Los bananeros cubren todos los llanos de esta costa este de la isla, y me familiarizo con esos arbustos verdes, de hojas planas, a los que su progenie condena a muerte. Cada arbusto vive un año y da un racimo; tras ello, deja paso a los jóvenes. Un implacable machetazo corta la efímera existencia y el retoño que crece bajo la protección materna comienza una vida activa, de la que ignora aún si será igualmente breve.

Pocos árboles en esta región, pues hay poca agua; hermosas palmeras datileras tan sólo, mágicas para mí, acostumbrado como estoy a los áridos horizontes de las llanuras líquidas.

A lo lejos, una catedral con doble torre me anuncia Las Palmas. Las Instrucciones náuticas me habían descrito la iglesia, visible desde el mar, con tanta precisión que mis guías estaban convencidos de que yo la había visto ya.

Las Palmas, la capital, está flanqueada por un maravilloso puerto, el Puerto de la Luz —una de las grandes escalas del Atlántico—. No tardo en conocer al comandante del puerto, hermano de un gran cardiólogo. Esperaba mi llegada. Mis amigos del diario Le Petit Marocain habían efectuado, unos días antes, el trayecto Casa-Canarias en el Armagnac, gran avión comercial que realizaba su primer viaje. Habían intentado descubrirme durante su recorrido, aunque en vano; y, al llegar, habían preguntado por mí. Aquí, por lo tanto, todo el mundo estaba al corriente.

Antes de lanzarme al «gran salto», pregunto al comandante del puerto si tiene la bondad de hacer que verifiquen mi sextante, para evitar los errores instrumentales.

—Con mucho gusto.

En algunos periódicos, la cosa se convertirá en: «Pidió lecciones de navegación. El comandante del puerto se negó, al no desear contribuir a su suicidio.» Tras haberlo leído, un ingeniero me propuso enseñarme navegación, viendo en ello el mejor medio de impedir mi muerte. Como perdí su carta, no pude agradecérselo. Si esas líneas caen, algún día, ante sus ojos, que vea en ellas la expresión de mi agradecimiento.

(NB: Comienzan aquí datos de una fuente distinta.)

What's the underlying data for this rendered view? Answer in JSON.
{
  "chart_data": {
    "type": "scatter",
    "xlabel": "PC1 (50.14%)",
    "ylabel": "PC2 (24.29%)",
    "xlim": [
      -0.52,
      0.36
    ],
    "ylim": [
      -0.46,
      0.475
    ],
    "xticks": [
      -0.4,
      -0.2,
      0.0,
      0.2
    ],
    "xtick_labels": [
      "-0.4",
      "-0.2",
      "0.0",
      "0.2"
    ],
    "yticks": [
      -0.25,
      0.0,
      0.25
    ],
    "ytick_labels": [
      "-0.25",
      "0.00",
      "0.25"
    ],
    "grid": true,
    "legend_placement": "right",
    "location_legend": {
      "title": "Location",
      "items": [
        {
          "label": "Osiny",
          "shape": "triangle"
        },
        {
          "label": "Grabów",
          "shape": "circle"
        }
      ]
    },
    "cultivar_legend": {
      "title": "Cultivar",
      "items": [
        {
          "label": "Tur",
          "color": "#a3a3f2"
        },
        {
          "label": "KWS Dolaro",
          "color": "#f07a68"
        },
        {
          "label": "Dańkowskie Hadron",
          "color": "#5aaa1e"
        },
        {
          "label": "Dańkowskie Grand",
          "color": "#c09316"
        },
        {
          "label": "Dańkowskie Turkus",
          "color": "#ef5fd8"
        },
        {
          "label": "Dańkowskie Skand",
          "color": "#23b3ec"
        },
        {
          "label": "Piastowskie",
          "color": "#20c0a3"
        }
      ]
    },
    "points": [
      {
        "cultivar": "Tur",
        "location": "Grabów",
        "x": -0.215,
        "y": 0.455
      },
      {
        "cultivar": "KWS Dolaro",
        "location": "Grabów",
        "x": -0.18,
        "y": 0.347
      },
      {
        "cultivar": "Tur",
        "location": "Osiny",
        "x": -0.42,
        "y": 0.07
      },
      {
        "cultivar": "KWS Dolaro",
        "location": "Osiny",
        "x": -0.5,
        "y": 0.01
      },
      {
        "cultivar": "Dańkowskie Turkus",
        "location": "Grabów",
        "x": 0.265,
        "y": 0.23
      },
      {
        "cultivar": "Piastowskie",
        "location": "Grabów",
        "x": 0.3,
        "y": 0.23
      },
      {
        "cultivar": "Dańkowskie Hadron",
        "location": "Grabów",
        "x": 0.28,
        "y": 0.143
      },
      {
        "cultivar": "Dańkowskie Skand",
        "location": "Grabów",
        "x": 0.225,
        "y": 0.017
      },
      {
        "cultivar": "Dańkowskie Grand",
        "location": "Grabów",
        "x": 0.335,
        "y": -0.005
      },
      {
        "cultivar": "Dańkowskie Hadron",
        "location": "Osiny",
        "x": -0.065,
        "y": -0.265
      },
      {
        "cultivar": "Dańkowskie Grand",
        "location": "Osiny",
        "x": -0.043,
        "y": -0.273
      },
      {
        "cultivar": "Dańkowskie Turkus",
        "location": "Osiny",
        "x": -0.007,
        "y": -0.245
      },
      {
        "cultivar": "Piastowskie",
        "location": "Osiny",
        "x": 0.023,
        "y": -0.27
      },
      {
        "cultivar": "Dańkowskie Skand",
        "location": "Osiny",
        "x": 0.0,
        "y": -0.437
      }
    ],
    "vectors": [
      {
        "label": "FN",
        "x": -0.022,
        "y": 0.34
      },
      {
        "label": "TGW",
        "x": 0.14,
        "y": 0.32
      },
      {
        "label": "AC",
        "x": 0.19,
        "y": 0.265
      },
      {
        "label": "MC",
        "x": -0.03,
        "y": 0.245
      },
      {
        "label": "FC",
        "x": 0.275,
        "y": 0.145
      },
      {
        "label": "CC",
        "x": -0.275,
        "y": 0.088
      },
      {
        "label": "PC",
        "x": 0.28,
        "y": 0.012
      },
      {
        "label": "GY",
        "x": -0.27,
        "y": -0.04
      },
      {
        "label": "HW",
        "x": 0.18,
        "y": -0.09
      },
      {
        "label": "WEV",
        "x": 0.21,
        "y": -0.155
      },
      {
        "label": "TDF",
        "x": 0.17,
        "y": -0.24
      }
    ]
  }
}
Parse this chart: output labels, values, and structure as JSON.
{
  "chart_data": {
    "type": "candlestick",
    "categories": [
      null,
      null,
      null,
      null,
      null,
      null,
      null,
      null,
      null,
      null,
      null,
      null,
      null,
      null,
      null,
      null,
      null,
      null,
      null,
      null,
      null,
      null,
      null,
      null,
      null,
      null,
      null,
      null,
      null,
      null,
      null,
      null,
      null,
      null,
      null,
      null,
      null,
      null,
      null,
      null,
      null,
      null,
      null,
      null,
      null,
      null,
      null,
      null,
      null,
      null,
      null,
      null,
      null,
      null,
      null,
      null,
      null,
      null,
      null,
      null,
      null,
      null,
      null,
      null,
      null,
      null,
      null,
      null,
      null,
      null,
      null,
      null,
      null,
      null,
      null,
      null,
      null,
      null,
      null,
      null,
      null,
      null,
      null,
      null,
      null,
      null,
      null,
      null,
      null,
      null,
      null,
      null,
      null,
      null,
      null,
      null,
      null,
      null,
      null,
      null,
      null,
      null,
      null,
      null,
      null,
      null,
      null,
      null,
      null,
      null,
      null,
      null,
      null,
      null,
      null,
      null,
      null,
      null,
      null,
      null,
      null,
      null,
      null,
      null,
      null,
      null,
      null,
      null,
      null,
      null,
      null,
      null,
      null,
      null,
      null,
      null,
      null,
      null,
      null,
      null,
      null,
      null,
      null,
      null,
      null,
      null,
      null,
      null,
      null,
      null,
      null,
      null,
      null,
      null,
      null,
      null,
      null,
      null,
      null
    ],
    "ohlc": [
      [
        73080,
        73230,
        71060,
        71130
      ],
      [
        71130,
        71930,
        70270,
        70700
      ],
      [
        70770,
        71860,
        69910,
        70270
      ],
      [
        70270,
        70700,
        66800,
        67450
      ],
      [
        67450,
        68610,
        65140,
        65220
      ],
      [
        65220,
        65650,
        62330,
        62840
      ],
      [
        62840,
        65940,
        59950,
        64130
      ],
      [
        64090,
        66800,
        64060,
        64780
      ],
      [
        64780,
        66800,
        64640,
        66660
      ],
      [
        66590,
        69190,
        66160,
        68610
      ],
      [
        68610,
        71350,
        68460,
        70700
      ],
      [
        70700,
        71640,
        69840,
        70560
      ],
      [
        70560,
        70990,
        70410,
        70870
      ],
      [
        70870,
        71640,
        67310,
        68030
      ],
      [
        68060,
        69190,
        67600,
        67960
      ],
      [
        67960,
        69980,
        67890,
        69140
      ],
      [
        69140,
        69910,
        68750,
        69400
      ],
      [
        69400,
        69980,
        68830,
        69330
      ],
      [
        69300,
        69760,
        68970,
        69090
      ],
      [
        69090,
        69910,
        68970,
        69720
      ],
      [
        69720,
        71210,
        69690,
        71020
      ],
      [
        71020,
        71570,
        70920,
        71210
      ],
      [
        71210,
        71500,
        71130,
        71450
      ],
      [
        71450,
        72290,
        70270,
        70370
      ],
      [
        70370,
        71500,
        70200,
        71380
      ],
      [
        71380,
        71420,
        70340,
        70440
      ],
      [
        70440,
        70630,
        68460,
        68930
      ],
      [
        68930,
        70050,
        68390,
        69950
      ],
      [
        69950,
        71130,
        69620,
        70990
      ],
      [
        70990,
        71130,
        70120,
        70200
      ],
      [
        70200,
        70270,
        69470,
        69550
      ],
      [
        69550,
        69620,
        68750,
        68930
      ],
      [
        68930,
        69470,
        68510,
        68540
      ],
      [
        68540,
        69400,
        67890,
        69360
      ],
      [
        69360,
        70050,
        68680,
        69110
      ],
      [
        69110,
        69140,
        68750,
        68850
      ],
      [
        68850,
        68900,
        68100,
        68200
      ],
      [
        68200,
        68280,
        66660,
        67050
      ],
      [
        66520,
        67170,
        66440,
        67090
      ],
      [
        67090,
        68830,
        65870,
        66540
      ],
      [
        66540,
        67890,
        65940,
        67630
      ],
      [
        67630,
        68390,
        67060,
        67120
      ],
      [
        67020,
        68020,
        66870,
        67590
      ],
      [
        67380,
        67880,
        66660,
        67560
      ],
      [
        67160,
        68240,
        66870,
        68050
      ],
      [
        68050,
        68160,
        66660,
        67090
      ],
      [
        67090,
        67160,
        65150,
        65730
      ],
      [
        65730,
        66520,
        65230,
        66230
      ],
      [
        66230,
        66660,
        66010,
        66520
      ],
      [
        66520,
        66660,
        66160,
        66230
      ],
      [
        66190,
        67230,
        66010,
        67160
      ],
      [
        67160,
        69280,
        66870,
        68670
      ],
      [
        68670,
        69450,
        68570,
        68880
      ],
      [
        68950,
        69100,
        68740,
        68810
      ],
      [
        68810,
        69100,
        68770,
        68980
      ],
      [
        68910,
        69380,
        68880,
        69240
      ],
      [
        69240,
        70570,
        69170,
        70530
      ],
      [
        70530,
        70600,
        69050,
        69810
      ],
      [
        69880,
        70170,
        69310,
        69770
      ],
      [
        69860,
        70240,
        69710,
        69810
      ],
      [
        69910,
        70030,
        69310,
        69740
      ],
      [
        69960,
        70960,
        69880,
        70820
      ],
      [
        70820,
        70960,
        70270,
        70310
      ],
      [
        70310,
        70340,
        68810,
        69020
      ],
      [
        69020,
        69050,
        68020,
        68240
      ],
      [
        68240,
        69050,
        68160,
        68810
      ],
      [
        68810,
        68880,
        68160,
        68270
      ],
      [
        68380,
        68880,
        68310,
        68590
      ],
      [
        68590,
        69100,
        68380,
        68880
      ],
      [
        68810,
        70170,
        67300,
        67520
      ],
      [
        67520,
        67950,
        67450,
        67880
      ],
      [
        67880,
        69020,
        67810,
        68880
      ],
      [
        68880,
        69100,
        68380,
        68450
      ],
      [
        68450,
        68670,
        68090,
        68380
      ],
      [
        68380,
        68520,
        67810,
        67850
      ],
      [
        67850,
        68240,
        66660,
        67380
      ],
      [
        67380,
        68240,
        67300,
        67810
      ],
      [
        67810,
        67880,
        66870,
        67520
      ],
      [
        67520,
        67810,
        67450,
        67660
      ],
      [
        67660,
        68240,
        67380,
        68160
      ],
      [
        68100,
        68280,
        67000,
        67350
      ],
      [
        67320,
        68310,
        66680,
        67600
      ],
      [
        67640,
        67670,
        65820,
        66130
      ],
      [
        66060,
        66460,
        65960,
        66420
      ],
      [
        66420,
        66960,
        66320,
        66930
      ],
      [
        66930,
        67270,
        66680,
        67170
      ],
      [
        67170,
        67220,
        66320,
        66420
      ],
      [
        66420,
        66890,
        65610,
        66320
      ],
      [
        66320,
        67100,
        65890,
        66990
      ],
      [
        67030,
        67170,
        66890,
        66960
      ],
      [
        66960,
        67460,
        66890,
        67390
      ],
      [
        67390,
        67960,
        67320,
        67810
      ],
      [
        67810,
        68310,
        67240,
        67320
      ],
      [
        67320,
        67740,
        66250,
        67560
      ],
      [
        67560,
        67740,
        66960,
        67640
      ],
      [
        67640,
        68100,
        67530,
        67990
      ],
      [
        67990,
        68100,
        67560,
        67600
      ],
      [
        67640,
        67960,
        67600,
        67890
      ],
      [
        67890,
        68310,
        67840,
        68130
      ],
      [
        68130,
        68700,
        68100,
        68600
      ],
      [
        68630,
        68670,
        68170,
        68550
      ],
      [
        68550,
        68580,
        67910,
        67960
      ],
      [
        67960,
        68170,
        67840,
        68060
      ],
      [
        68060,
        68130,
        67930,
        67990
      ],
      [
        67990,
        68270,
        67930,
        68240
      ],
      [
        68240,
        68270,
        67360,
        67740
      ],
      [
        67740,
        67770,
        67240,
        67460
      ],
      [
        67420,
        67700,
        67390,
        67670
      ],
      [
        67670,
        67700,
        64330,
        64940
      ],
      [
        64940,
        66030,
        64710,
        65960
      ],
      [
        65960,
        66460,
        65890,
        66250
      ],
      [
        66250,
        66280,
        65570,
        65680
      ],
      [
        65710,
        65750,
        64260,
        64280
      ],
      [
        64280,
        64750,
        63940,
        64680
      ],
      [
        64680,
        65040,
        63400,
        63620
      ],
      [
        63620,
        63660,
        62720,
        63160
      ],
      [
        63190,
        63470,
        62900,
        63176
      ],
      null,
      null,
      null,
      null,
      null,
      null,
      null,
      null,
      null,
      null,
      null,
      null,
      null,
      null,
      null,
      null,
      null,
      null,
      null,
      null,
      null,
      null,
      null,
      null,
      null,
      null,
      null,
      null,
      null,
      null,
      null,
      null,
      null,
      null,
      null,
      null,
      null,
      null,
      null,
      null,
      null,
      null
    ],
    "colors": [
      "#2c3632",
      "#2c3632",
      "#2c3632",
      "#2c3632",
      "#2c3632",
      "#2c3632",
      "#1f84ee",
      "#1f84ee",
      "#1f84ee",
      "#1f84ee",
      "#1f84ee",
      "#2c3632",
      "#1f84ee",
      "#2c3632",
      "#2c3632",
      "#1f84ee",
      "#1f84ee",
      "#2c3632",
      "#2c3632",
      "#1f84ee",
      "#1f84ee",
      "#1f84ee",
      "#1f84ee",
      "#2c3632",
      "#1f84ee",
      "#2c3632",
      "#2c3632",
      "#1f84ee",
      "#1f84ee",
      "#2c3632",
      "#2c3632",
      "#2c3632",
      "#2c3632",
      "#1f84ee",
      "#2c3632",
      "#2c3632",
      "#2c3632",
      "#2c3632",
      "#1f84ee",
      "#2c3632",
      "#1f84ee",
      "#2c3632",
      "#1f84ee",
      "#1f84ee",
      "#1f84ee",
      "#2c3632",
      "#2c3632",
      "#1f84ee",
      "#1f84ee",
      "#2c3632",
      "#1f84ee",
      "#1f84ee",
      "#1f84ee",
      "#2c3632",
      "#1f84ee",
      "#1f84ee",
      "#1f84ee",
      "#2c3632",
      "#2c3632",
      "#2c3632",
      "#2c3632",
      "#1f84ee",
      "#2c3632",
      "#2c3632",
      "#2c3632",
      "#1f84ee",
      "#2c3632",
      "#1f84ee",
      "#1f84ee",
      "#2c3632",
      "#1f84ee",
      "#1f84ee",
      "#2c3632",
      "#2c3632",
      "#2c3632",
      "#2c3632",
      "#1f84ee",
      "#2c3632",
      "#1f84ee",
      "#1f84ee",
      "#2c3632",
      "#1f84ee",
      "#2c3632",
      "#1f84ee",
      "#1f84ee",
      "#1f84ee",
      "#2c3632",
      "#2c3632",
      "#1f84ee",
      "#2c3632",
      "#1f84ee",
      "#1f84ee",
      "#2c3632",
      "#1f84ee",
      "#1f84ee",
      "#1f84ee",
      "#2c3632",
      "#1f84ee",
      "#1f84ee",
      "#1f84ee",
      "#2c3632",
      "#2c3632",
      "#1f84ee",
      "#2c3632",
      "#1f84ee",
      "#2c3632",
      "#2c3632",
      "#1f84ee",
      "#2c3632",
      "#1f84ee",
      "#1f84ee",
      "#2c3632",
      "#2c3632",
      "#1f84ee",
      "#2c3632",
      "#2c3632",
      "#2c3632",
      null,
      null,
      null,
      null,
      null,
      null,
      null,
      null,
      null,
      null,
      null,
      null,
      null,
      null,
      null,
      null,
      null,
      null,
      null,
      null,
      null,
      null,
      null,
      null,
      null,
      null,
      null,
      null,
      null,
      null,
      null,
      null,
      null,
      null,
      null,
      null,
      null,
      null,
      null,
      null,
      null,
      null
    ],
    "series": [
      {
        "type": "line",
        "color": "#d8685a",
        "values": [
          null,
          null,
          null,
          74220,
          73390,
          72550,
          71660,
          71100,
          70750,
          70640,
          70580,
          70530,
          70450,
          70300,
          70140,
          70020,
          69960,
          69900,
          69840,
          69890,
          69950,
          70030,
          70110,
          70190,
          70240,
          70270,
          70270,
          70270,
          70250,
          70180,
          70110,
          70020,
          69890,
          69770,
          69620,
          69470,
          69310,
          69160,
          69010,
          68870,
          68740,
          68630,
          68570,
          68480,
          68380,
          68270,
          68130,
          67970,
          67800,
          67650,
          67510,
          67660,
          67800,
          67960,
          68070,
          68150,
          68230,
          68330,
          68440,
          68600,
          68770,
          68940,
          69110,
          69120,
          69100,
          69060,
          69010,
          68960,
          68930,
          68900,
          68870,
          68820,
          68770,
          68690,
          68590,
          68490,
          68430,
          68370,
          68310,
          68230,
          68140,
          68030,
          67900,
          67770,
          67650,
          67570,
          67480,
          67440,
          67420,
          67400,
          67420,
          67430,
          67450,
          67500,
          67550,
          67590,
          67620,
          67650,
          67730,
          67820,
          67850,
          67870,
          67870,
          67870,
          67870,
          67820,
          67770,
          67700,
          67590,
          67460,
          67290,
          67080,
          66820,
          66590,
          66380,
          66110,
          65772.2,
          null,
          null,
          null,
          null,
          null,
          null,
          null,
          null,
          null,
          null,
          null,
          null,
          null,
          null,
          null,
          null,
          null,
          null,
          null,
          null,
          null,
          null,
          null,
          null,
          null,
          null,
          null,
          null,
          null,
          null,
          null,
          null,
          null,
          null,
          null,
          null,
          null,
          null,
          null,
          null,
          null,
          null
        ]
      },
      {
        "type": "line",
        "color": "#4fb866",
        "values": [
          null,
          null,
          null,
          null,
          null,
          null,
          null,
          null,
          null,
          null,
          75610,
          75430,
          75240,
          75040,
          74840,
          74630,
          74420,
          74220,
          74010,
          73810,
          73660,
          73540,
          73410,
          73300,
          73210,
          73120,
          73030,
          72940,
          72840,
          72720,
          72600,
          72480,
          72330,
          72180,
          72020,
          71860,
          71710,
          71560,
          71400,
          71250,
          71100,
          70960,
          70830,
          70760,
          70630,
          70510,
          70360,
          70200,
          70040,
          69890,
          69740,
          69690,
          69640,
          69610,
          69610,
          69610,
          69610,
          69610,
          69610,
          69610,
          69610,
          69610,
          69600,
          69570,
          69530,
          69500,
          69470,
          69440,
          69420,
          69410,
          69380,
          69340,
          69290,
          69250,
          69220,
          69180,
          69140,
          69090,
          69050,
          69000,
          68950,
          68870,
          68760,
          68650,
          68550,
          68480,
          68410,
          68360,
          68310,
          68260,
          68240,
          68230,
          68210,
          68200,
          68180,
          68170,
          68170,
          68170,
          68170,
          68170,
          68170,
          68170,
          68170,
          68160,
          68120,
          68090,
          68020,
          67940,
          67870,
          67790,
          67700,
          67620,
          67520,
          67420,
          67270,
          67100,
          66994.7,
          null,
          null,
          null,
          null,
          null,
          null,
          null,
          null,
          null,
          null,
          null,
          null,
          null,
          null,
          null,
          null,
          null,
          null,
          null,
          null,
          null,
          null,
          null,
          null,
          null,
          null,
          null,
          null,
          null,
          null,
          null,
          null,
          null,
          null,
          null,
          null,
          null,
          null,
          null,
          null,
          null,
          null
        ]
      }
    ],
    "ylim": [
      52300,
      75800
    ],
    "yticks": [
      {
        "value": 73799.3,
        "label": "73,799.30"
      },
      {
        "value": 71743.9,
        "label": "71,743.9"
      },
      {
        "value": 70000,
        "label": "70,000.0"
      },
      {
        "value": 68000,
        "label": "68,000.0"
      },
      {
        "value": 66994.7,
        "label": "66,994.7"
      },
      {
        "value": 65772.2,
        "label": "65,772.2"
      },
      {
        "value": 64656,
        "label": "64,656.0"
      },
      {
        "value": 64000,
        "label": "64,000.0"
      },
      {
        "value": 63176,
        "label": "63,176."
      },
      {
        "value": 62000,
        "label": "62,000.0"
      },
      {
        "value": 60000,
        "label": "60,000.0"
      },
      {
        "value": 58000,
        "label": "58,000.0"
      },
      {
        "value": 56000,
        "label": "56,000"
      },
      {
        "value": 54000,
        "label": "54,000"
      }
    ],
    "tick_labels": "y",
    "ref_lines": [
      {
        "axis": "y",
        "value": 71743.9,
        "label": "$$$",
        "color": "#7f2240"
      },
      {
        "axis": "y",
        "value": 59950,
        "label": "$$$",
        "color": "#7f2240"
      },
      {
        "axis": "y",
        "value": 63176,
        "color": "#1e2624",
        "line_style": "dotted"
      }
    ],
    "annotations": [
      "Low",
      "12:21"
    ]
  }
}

Estaba todavía en casa del comandante del puerto cuando vino a buscarme el secretario del consulado; y fue el comienzo de una maravillosa amistad. Básteme decir que el señor Farnoux fue realmente, para mí, un segundo padre, alojándome en el consulado y disfrutando conmigo los encantos de la isla. En efecto, era un recién llegado en Las Palmas. Mientras yo estaba en su oficina, el más importante comerciante de la colonia francesa de Las Palmas, el señor Barchillon, fue a presentarse. No tardamos en formar un trío inseparable. El señor Barchillon se convirtió de improviso en nuestro mentor y, bajo su fraternal égida, se me abrían los más variados medios mientras la isla desplegaba su prodigioso encanto. A esos hermanos de Francia se añadieron los maravillosos amigos del Yacht-Club. Contrariamente a la mayoría de los clubes, éste comprendía un 75% de navegantes por sólo un 25% de ociosos. Perdón, hermanos, por no poder nombraros aquí a todos, ¿pero cómo dejar de nombrarte a ti, Collachio, a ti Caliano y a ti Angelito, cuando evoco las delicias de Capua con las que me rodeasteis, haciendo así más difícil la decisión de mi partida? Había decidido no regresar a Francia, esperar unos ocho días para reparar, ponerlo todo a punto y volver a zarpar sin ir a batirme en París para poder proseguir en mejores condiciones. El cónsul aprobaba esta decisión. Mis amigos Barchillon y, sobre todo, el piloto en jefe Angelito, me suplicaban que reflexionase:

—Conozco el mar —me decía Angelito—, y lo que has hecho es magnífico, tu demostración es brillante pero, créeme, no pescarás en medio del Atlántico.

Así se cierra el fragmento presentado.